「政治」に屈したモディ政権の農業改革 零細農民の声は届いたのか
2021年12月10日
猛反発したMSPの既得権益層
農産物流通の自由化・合理化を目指す新農業法は、農産物流通促進法など3つの新法からなる。これによって、これまで「マンディ」と呼ばれる地元の公設市場への農産物販売を事実上義務付けられていた農民は、州外の市場やスーパー、商社などの民間企業に自由に作物を出荷できるようになるはずだった。農民の無知につけ込んで作物を買いたたく悪質仲買人を排除し、食品メーカーなどとの契約栽培を促進するなど、多くのメリットが期待されていた。
だが、パンジャブ州やデリー郊外・ハリヤナ州などの比較的大規模かつ裕福な農民らは、これに真っ向から反対。デリー・ハリヤナ州境などで座り込みを展開し、警官隊との衝突で数十人の死者を出すなど深刻な対立に発展した。
抗議行動に参加していた農民の多くは、最低支持価格(MSP)による政府の農産物買い上げ制度の恩恵を受けてきた「既得権益層」だ。政府は MSPは廃止しないと説明したが、これを全く信用しない農民らには疑心暗鬼が広がり、彼らの行動を先鋭化させた。

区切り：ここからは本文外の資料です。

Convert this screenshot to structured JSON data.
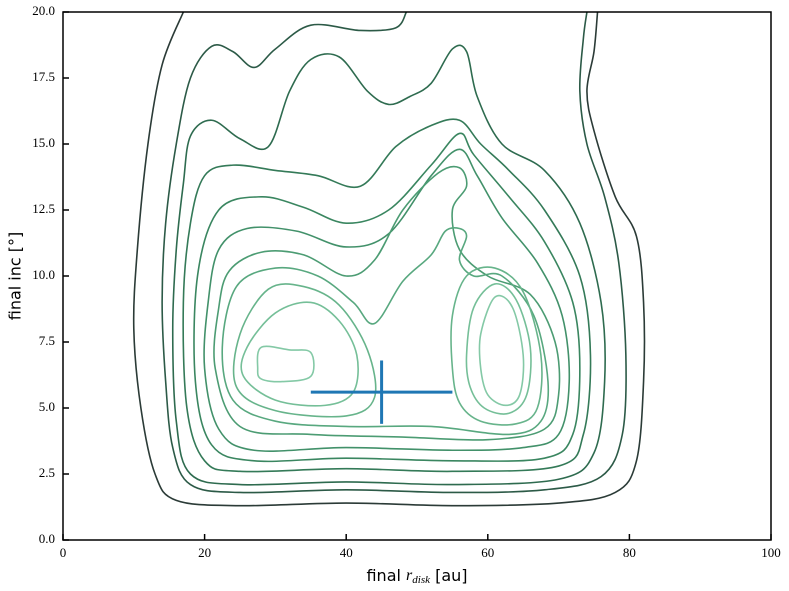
{
  "chart_data": {
    "type": "contour",
    "xlabel": {
      "text": "final",
      "var": "r",
      "sub": "disk",
      "unit": "[au]"
    },
    "ylabel": "final inc [°]",
    "xlim": [
      0,
      100
    ],
    "ylim": [
      0,
      20
    ],
    "xticks": [
      0,
      20,
      40,
      60,
      80,
      100
    ],
    "yticks": [
      {
        "value": 0,
        "label": "0.0"
      },
      {
        "value": 2.5,
        "label": "2.5"
      },
      {
        "value": 5,
        "label": "5.0"
      },
      {
        "value": 7.5,
        "label": "7.5"
      },
      {
        "value": 10,
        "label": "10.0"
      },
      {
        "value": 12.5,
        "label": "12.5"
      },
      {
        "value": 15,
        "label": "15.0"
      },
      {
        "value": 17.5,
        "label": "17.5"
      },
      {
        "value": 20,
        "label": "20.0"
      }
    ],
    "contours": [
      {
        "color": "#2b3b37",
        "closed": false,
        "x": [
          17,
          14,
          12,
          10.5,
          10,
          11,
          13,
          16,
          25,
          40,
          55,
          70,
          78,
          81,
          82,
          82,
          81,
          78,
          75,
          74,
          75,
          75.5
        ],
        "y": [
          20,
          18,
          15,
          11,
          8,
          5,
          2.5,
          1.5,
          1.3,
          1.4,
          1.3,
          1.4,
          1.8,
          3,
          6,
          9,
          11.5,
          13,
          15.5,
          17,
          18.5,
          20
        ]
      },
      {
        "color": "#2c5a47",
        "closed": false,
        "x": [
          48.5,
          47,
          42,
          35,
          30,
          27,
          24,
          21,
          18,
          16,
          14.5,
          14,
          14.5,
          15.5,
          18,
          25,
          40,
          55,
          68,
          76,
          79,
          79.5,
          78.5,
          76.5,
          74,
          73,
          73.5,
          74
        ],
        "y": [
          20,
          19.4,
          19.3,
          19.5,
          18.6,
          17.9,
          18.5,
          18.7,
          17.5,
          15,
          12,
          9,
          6,
          3.5,
          2.1,
          1.8,
          1.9,
          1.8,
          1.9,
          2.4,
          4,
          7,
          10.5,
          13,
          15,
          17,
          19,
          20
        ]
      },
      {
        "color": "#2e6b4f",
        "closed": true,
        "x": [
          17,
          18,
          21,
          25,
          29,
          32,
          35,
          39,
          43,
          46,
          49,
          52,
          55,
          57,
          58.5,
          62,
          68,
          73,
          76,
          76.5,
          75,
          70,
          55,
          40,
          25,
          18,
          16,
          15.5,
          16
        ],
        "y": [
          13.5,
          15.3,
          15.9,
          15.2,
          14.9,
          17,
          18.2,
          18.3,
          17,
          16.5,
          16.8,
          17.3,
          18.6,
          18.5,
          16.8,
          15,
          14,
          12,
          9,
          6,
          3.3,
          2.3,
          2.1,
          2.2,
          2.1,
          2.5,
          4.5,
          8,
          11
        ]
      },
      {
        "color": "#347a58",
        "closed": true,
        "x": [
          20,
          24,
          30,
          36,
          42,
          47,
          52,
          56,
          59,
          63,
          68,
          73,
          74.5,
          73.5,
          70,
          55,
          40,
          25,
          20,
          17.5,
          17,
          18
        ],
        "y": [
          13.8,
          14.2,
          14,
          13.8,
          13.4,
          14.9,
          15.7,
          15.9,
          15,
          14,
          12.5,
          10,
          7,
          4,
          2.8,
          2.6,
          2.7,
          2.6,
          3,
          5,
          9,
          12
        ]
      },
      {
        "color": "#3a8660",
        "closed": true,
        "x": [
          22,
          28,
          34,
          40,
          46,
          52,
          56,
          58,
          63,
          68,
          72,
          73,
          72,
          68,
          55,
          40,
          27,
          21,
          18.7,
          19
        ],
        "y": [
          12.5,
          13,
          12.6,
          12,
          12.5,
          14.2,
          15.4,
          14.6,
          13,
          11.3,
          9,
          6.5,
          4,
          3.1,
          3,
          3.1,
          3,
          3.6,
          6,
          10
        ]
      },
      {
        "color": "#42916a",
        "closed": true,
        "x": [
          22,
          26,
          33,
          40,
          46,
          52,
          56,
          58.5,
          62,
          67,
          70.5,
          71.5,
          70,
          65,
          55,
          40,
          27,
          22,
          20,
          20.5
        ],
        "y": [
          11,
          11.8,
          11.7,
          11.1,
          11.6,
          13.8,
          14.8,
          13.8,
          12.2,
          10.5,
          8.5,
          6,
          4,
          3.5,
          3.4,
          3.5,
          3.4,
          4.2,
          6.5,
          9
        ]
      },
      {
        "color": "#4c9c73",
        "closed": true,
        "x": [
          23.5,
          28,
          34,
          40,
          44,
          48,
          53,
          56,
          57,
          55,
          56,
          60,
          66,
          69.5,
          70,
          68,
          60,
          48,
          35,
          25,
          21.5,
          22
        ],
        "y": [
          10.2,
          10.9,
          10.8,
          10,
          10.6,
          12.5,
          13.9,
          14.1,
          13.4,
          12.5,
          11,
          10,
          9.3,
          7.5,
          5.5,
          4.2,
          3.8,
          3.9,
          4,
          4.3,
          6.5,
          8.8
        ]
      },
      {
        "color": "#58a87f",
        "closed": true,
        "x": [
          24.5,
          30,
          36,
          41,
          44,
          48,
          52,
          54,
          56,
          57,
          56,
          58,
          62,
          66.5,
          68.5,
          67.5,
          63,
          52,
          40,
          30,
          24,
          22.5
        ],
        "y": [
          9.6,
          10.3,
          10,
          9,
          8.2,
          9.8,
          10.8,
          11.7,
          11.8,
          11.5,
          10.6,
          10,
          10,
          8.5,
          6,
          4.5,
          4,
          4.3,
          4.3,
          4.5,
          5.3,
          7.3
        ]
      },
      {
        "color": "#67b48b",
        "closed": true,
        "x": [
          25,
          29,
          34,
          39,
          43,
          44,
          40,
          30,
          24.5
        ],
        "y": [
          7.8,
          9.5,
          9.6,
          8.9,
          7.2,
          5.4,
          4.7,
          4.9,
          5.8
        ]
      },
      {
        "color": "#67b48b",
        "closed": true,
        "x": [
          55,
          55,
          57,
          61,
          65,
          67.5,
          67,
          64,
          59,
          56
        ],
        "y": [
          6.5,
          8.5,
          10,
          10.3,
          9.4,
          7,
          5,
          4.4,
          4.5,
          5.2
        ]
      },
      {
        "color": "#75bf98",
        "closed": true,
        "x": [
          26,
          30,
          35,
          39,
          41.5,
          41,
          37,
          30,
          25.5
        ],
        "y": [
          7.3,
          8.6,
          9,
          8.3,
          7,
          5.6,
          5.1,
          5.3,
          6.2
        ]
      },
      {
        "color": "#75bf98",
        "closed": true,
        "x": [
          57,
          58,
          61,
          64,
          66,
          65.5,
          63,
          59.5,
          57.5
        ],
        "y": [
          7,
          8.8,
          9.7,
          9.1,
          7.3,
          5.5,
          4.8,
          5,
          5.8
        ]
      },
      {
        "color": "#84c9a6",
        "closed": true,
        "x": [
          27.5,
          28,
          32,
          35,
          35,
          31,
          28
        ],
        "y": [
          6.5,
          7.3,
          7.2,
          7.1,
          6.2,
          6,
          6.1
        ]
      },
      {
        "color": "#84c9a6",
        "closed": true,
        "x": [
          59,
          61,
          63.5,
          65,
          64.5,
          62.5,
          60,
          59
        ],
        "y": [
          7.8,
          9.2,
          8.8,
          7,
          5.5,
          5.1,
          5.5,
          6.5
        ]
      }
    ],
    "errorbar": {
      "x": 45,
      "y": 5.6,
      "xerr": 10,
      "yerr": 1.2,
      "color": "#1f77b4"
    }
  }
}
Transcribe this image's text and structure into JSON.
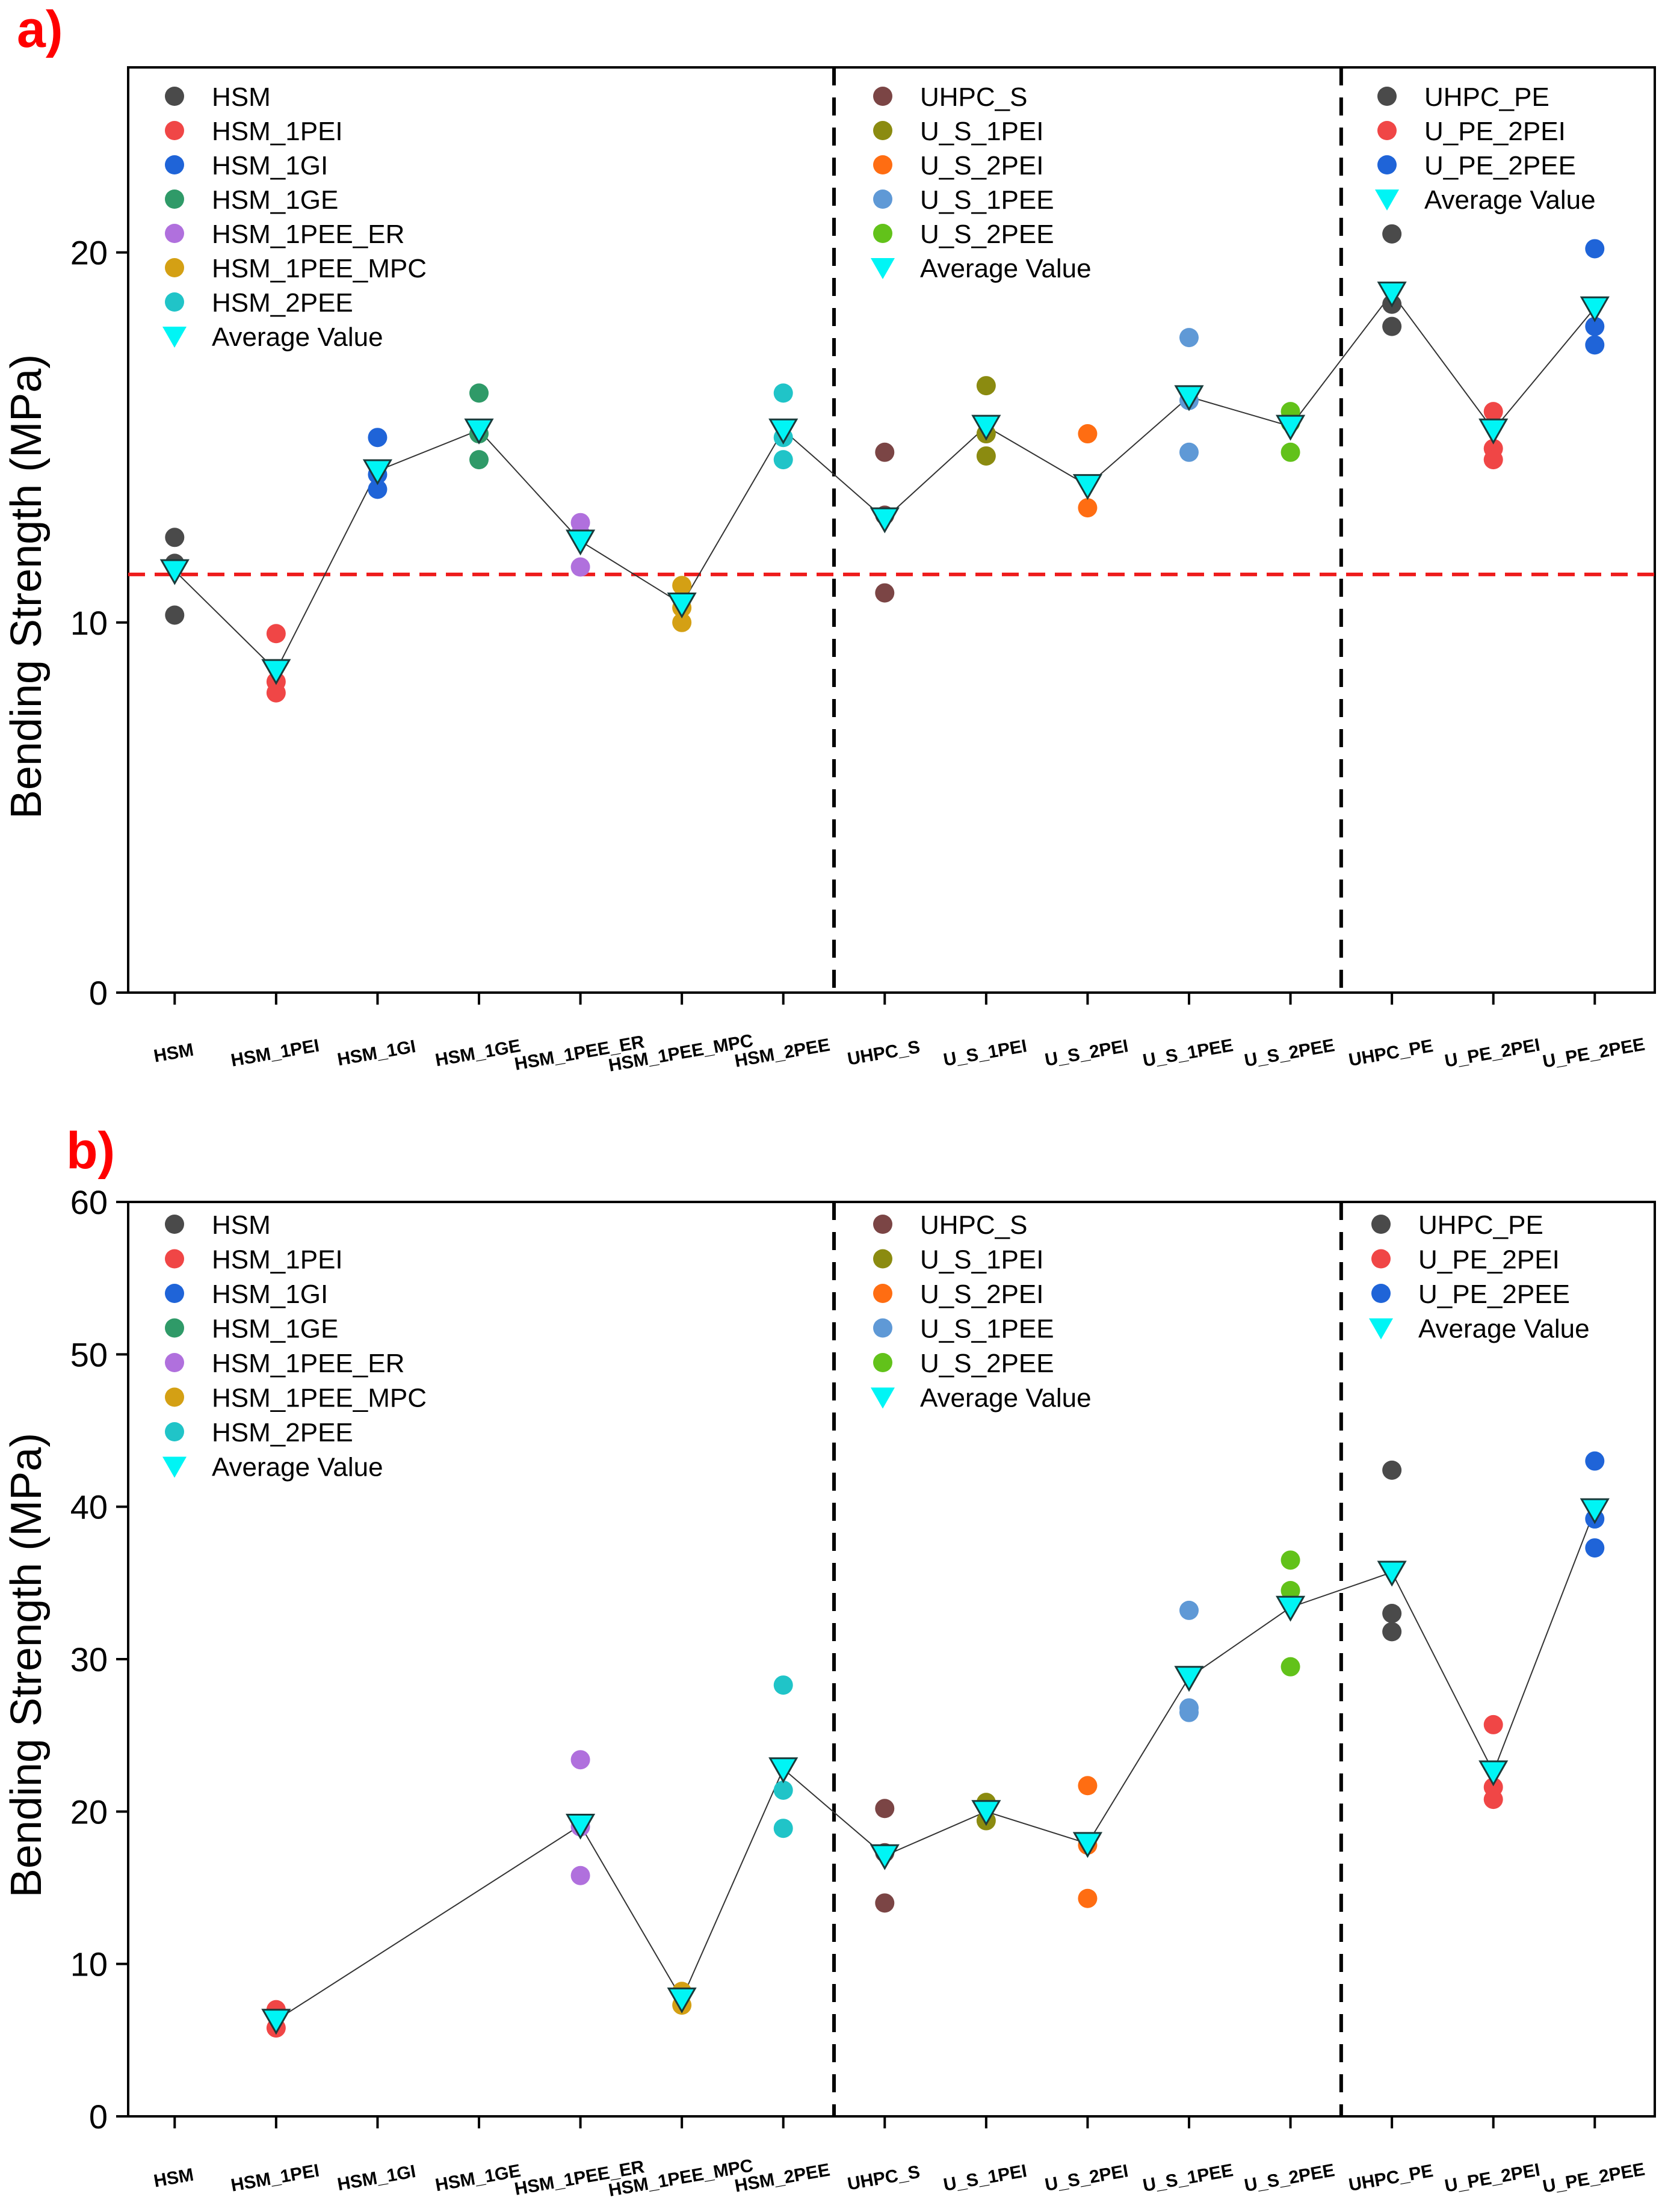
{
  "chart_data": [
    {
      "panel_label": "a)",
      "type": "scatter",
      "ylabel": "Bending Strength (MPa)",
      "ylim": [
        0,
        25
      ],
      "yticks": [
        "0",
        "10",
        "20"
      ],
      "categories": [
        "HSM",
        "HSM_1PEI",
        "HSM_1GI",
        "HSM_1GE",
        "HSM_1PEE_ER",
        "HSM_1PEE_MPC",
        "HSM_2PEE",
        "UHPC_S",
        "U_S_1PEI",
        "U_S_2PEI",
        "U_S_1PEE",
        "U_S_2PEE",
        "UHPC_PE",
        "U_PE_2PEI",
        "U_PE_2PEE"
      ],
      "group_dividers_after": [
        6,
        11
      ],
      "reference_line": {
        "y": 11.3,
        "color": "#ee1c1c"
      },
      "series": [
        {
          "name": "HSM",
          "color": "#4a4a4a",
          "index": 0,
          "values": [
            12.3,
            11.6,
            10.2
          ]
        },
        {
          "name": "HSM_1PEI",
          "color": "#f04646",
          "index": 1,
          "values": [
            9.7,
            8.4,
            8.1
          ]
        },
        {
          "name": "HSM_1GI",
          "color": "#1f64d8",
          "index": 2,
          "values": [
            15.0,
            14.0,
            13.6
          ]
        },
        {
          "name": "HSM_1GE",
          "color": "#2f9a68",
          "index": 3,
          "values": [
            16.2,
            15.1,
            14.4
          ]
        },
        {
          "name": "HSM_1PEE_ER",
          "color": "#b070dd",
          "index": 4,
          "values": [
            12.7,
            12.4,
            11.5
          ]
        },
        {
          "name": "HSM_1PEE_MPC",
          "color": "#d4a014",
          "index": 5,
          "values": [
            11.0,
            10.4,
            10.0
          ]
        },
        {
          "name": "HSM_2PEE",
          "color": "#20c4c8",
          "index": 6,
          "values": [
            16.2,
            15.0,
            14.4
          ]
        },
        {
          "name": "UHPC_S",
          "color": "#7b4545",
          "index": 7,
          "values": [
            14.6,
            12.9,
            10.8
          ]
        },
        {
          "name": "U_S_1PEI",
          "color": "#8b8b10",
          "index": 8,
          "values": [
            16.4,
            15.1,
            14.5
          ]
        },
        {
          "name": "U_S_2PEI",
          "color": "#ff6d12",
          "index": 9,
          "values": [
            15.1,
            13.1
          ]
        },
        {
          "name": "U_S_1PEE",
          "color": "#5f99d6",
          "index": 10,
          "values": [
            17.7,
            16.0,
            14.6
          ]
        },
        {
          "name": "U_S_2PEE",
          "color": "#62c21a",
          "index": 11,
          "values": [
            15.7,
            15.4,
            14.6
          ]
        },
        {
          "name": "UHPC_PE",
          "color": "#4a4a4a",
          "index": 12,
          "values": [
            20.5,
            18.6,
            18.0
          ]
        },
        {
          "name": "U_PE_2PEI",
          "color": "#f04646",
          "index": 13,
          "values": [
            15.7,
            14.7,
            14.4
          ]
        },
        {
          "name": "U_PE_2PEE",
          "color": "#1f64d8",
          "index": 14,
          "values": [
            20.1,
            18.0,
            17.5
          ]
        }
      ],
      "average": {
        "name": "Average Value",
        "color": "#00f5f5",
        "values": [
          11.4,
          8.7,
          14.1,
          15.2,
          12.2,
          10.5,
          15.2,
          12.8,
          15.3,
          13.7,
          16.1,
          15.3,
          18.9,
          15.2,
          18.5
        ]
      },
      "legends": [
        {
          "group": 0,
          "items": [
            "HSM",
            "HSM_1PEI",
            "HSM_1GI",
            "HSM_1GE",
            "HSM_1PEE_ER",
            "HSM_1PEE_MPC",
            "HSM_2PEE"
          ]
        },
        {
          "group": 1,
          "items": [
            "UHPC_S",
            "U_S_1PEI",
            "U_S_2PEI",
            "U_S_1PEE",
            "U_S_2PEE"
          ]
        },
        {
          "group": 2,
          "items": [
            "UHPC_PE",
            "U_PE_2PEI",
            "U_PE_2PEE"
          ]
        }
      ]
    },
    {
      "panel_label": "b)",
      "type": "scatter",
      "ylabel": "Bending Strength (MPa)",
      "ylim": [
        0,
        60
      ],
      "yticks": [
        "0",
        "10",
        "20",
        "30",
        "40",
        "50",
        "60"
      ],
      "categories": [
        "HSM",
        "HSM_1PEI",
        "HSM_1GI",
        "HSM_1GE",
        "HSM_1PEE_ER",
        "HSM_1PEE_MPC",
        "HSM_2PEE",
        "UHPC_S",
        "U_S_1PEI",
        "U_S_2PEI",
        "U_S_1PEE",
        "U_S_2PEE",
        "UHPC_PE",
        "U_PE_2PEI",
        "U_PE_2PEE"
      ],
      "group_dividers_after": [
        6,
        11
      ],
      "reference_line": null,
      "series": [
        {
          "name": "HSM",
          "color": "#4a4a4a",
          "index": 0,
          "values": []
        },
        {
          "name": "HSM_1PEI",
          "color": "#f04646",
          "index": 1,
          "values": [
            7.0,
            5.8
          ]
        },
        {
          "name": "HSM_1GI",
          "color": "#1f64d8",
          "index": 2,
          "values": []
        },
        {
          "name": "HSM_1GE",
          "color": "#2f9a68",
          "index": 3,
          "values": []
        },
        {
          "name": "HSM_1PEE_ER",
          "color": "#b070dd",
          "index": 4,
          "values": [
            23.4,
            19.0,
            15.8
          ]
        },
        {
          "name": "HSM_1PEE_MPC",
          "color": "#d4a014",
          "index": 5,
          "values": [
            8.2,
            7.3
          ]
        },
        {
          "name": "HSM_2PEE",
          "color": "#20c4c8",
          "index": 6,
          "values": [
            28.3,
            21.4,
            18.9
          ]
        },
        {
          "name": "UHPC_S",
          "color": "#7b4545",
          "index": 7,
          "values": [
            20.2,
            17.3,
            14.0
          ]
        },
        {
          "name": "U_S_1PEI",
          "color": "#8b8b10",
          "index": 8,
          "values": [
            20.6,
            19.4
          ]
        },
        {
          "name": "U_S_2PEI",
          "color": "#ff6d12",
          "index": 9,
          "values": [
            21.7,
            17.8,
            14.3
          ]
        },
        {
          "name": "U_S_1PEE",
          "color": "#5f99d6",
          "index": 10,
          "values": [
            33.2,
            26.8,
            26.5
          ]
        },
        {
          "name": "U_S_2PEE",
          "color": "#62c21a",
          "index": 11,
          "values": [
            36.5,
            34.5,
            29.5
          ]
        },
        {
          "name": "UHPC_PE",
          "color": "#4a4a4a",
          "index": 12,
          "values": [
            42.4,
            33.0,
            31.8
          ]
        },
        {
          "name": "U_PE_2PEI",
          "color": "#f04646",
          "index": 13,
          "values": [
            25.7,
            21.6,
            20.8
          ]
        },
        {
          "name": "U_PE_2PEE",
          "color": "#1f64d8",
          "index": 14,
          "values": [
            43.0,
            39.2,
            37.3
          ]
        }
      ],
      "average": {
        "name": "Average Value",
        "color": "#00f5f5",
        "values": [
          null,
          6.3,
          null,
          null,
          19.1,
          7.7,
          22.8,
          17.1,
          20.0,
          17.9,
          28.8,
          33.4,
          35.7,
          22.6,
          39.8
        ]
      },
      "legends": [
        {
          "group": 0,
          "items": [
            "HSM",
            "HSM_1PEI",
            "HSM_1GI",
            "HSM_1GE",
            "HSM_1PEE_ER",
            "HSM_1PEE_MPC",
            "HSM_2PEE"
          ]
        },
        {
          "group": 1,
          "items": [
            "UHPC_S",
            "U_S_1PEI",
            "U_S_2PEI",
            "U_S_1PEE",
            "U_S_2PEE"
          ]
        },
        {
          "group": 2,
          "items": [
            "UHPC_PE",
            "U_PE_2PEI",
            "U_PE_2PEE"
          ]
        }
      ]
    }
  ]
}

ビジネスライン紙によると2017年度、政府はMSP制度が最もよく機能している北・中部5州(パンジャブ、ウッタルプラデシュ、ハリヤナ、マドヤプラデシュ、ラジャスタン)から約3080万トンの小麦を買い上げたが、これは国全体の調達量の99%以上。コメの買い上げ量も、この5州で全体の40%以上を占めた。